Hi @petro — this is an excellent question, and I say this partially because I had the exact same reaction when I started working on the WBR project.
I think the exact question I asked was a more typical marketing attribution question, something like “say one input metric is number of newsletter subscribers to Amazon deal emails, and another is ad spend, how do you attribute a lift in sales in some e-commerce category to ad spend vs deals”. And the answer I got from Colin was something along the lines of you want a rough sense of causation but you don’t need precision — which in this case is impossible anyway.
I’ll give a concise answer to your question first, before following it up with a few points.
The short answer is: yeah, for certain types of questions, they do it ‘by feel’, as you put it.
Except that they would object strongly to that characterisation! What they would say is that the causal model in their heads is the result of a deep qualitative understanding of the customer. On top of that, (and this is my interpretation): you can get verification of causality by taking action to generate information — in many of these cases, you could just “ok let’s drive it or let it go for a few weeks and see if the output metric improves/declines”.
But, yes:
This philosophy and the need to practice it (a relentless focus on free cash flow) successfully drove the creation of other capabilities, such as Amazon’s robust, extremely accurate unit economic model. This tool allows folks like the merchants, finance analysts, and optimization modelers (known at Amazon as quant-heads) to understand how different buying decisions, process flows, fulfillment paths, and demand scenarios would affect a product’s contribution profit. This, in turn, gives Amazon the ability to understand how changes in these variables would impact FCF. Very few retailers have this in-depth financial view of their products; thus, they have a difficult job making decisions and building processes that optimize the economics. Amazon uses this knowledge to do things like determine the number of warehouses they need and where they should be placed, quickly assess and respond to vendor offers, accurately measure inventory margin health, calculate to the penny the cost of holding a unit of inventory over a specified period of time, and much more.
The long and short of it, I think, is that for certain business things, you really can’t do it any other way, and attempting to get at a precise understanding of correlation vs causation is counter productive. But for other things, where precision is possible and good, they do go after it.
There are two other pieces that I think might be useful to think about:
First, a huge chunk of Amazon’s approach is to use proper process control tools. One big one is that metrics owners must have the ability to recognise routine vs exceptional variation. I was working on a piece that explains how SPC does this, but couldn’t get something I was pleased with before the Chinese New Year holidays hit. Expect that members-only essay in two week’s time.

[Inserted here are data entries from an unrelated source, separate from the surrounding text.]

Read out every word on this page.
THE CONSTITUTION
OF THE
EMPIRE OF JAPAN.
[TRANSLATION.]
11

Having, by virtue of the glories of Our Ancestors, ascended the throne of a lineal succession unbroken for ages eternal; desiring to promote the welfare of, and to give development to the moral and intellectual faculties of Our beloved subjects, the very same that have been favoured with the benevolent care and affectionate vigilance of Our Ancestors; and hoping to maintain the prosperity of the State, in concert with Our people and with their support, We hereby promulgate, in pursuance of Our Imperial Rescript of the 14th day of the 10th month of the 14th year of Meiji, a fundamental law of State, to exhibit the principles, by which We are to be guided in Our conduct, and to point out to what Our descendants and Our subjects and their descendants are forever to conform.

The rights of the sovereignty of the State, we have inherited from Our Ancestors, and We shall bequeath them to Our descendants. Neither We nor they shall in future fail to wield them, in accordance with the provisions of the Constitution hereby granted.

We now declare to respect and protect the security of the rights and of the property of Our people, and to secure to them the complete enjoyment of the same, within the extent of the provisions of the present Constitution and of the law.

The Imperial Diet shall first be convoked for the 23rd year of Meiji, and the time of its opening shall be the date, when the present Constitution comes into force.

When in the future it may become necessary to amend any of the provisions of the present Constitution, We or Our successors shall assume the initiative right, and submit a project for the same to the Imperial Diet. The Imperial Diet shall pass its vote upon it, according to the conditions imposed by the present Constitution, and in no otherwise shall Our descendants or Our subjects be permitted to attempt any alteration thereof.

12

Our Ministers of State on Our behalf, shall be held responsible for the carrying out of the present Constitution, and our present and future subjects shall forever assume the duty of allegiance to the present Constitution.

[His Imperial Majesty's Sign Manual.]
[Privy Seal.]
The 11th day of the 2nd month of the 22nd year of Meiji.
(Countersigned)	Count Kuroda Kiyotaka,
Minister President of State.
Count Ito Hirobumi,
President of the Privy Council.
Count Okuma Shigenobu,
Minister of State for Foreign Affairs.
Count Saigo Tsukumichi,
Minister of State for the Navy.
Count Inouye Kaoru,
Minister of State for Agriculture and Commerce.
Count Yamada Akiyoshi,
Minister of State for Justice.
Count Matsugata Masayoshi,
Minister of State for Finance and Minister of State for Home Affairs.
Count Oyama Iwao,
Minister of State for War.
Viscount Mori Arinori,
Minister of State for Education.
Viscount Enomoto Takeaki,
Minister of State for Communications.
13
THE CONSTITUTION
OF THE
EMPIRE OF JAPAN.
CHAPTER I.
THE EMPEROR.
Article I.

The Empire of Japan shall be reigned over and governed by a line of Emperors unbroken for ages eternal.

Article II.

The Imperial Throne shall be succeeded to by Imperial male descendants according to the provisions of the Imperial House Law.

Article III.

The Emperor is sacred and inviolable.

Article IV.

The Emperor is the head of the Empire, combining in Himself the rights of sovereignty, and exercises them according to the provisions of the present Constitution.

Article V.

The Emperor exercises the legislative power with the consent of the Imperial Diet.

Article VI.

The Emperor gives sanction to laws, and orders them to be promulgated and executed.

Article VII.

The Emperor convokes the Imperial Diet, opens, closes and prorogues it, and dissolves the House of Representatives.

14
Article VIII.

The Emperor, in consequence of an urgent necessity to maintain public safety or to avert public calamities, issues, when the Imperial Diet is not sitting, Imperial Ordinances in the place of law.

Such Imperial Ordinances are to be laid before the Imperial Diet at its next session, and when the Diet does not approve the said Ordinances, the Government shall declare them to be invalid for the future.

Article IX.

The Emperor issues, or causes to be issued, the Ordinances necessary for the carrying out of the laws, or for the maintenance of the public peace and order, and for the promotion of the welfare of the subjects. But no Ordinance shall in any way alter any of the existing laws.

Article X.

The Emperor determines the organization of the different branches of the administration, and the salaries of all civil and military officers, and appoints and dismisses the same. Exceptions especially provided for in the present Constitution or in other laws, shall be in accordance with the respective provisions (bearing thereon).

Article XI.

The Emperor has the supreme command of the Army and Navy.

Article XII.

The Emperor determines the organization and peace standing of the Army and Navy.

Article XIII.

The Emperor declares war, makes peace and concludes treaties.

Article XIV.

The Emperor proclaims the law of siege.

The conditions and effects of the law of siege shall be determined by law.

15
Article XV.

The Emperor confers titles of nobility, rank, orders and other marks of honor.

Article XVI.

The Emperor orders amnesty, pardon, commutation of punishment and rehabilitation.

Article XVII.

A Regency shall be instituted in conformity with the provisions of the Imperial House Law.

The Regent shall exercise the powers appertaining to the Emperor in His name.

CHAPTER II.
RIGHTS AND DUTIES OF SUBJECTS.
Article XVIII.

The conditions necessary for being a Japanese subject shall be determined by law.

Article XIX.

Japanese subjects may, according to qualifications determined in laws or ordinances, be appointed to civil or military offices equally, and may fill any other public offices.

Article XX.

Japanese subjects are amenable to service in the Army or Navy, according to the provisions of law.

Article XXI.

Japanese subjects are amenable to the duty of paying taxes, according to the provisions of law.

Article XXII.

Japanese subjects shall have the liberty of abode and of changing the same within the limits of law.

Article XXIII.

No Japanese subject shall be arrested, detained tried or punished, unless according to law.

Second, Colin told me he believed very strongly in ‘understanding your customer first, qualitatively, before forming a hypothesis and verifying with data’. He did not like the approach of developing an understanding of the customer from data or surveys. My understanding of this is that this is an adaptation of the scientific method — you don’t want to come up with a conclusion from some pattern in pre-existing data; you want to come up with a hypothesis and then test it — or at least test it on some other data set.
I apologise for being a bit over the place in my response to this. As is the case with many things in business, Amazon’s approach to data is a combination of judgment, a deep understanding of the customer, and numerical rigour, and the mix was what I wanted to learn from Colin in the months that I worked for him; I’m not entirely sure I understand it fully or I’m able to articulate it quite yet.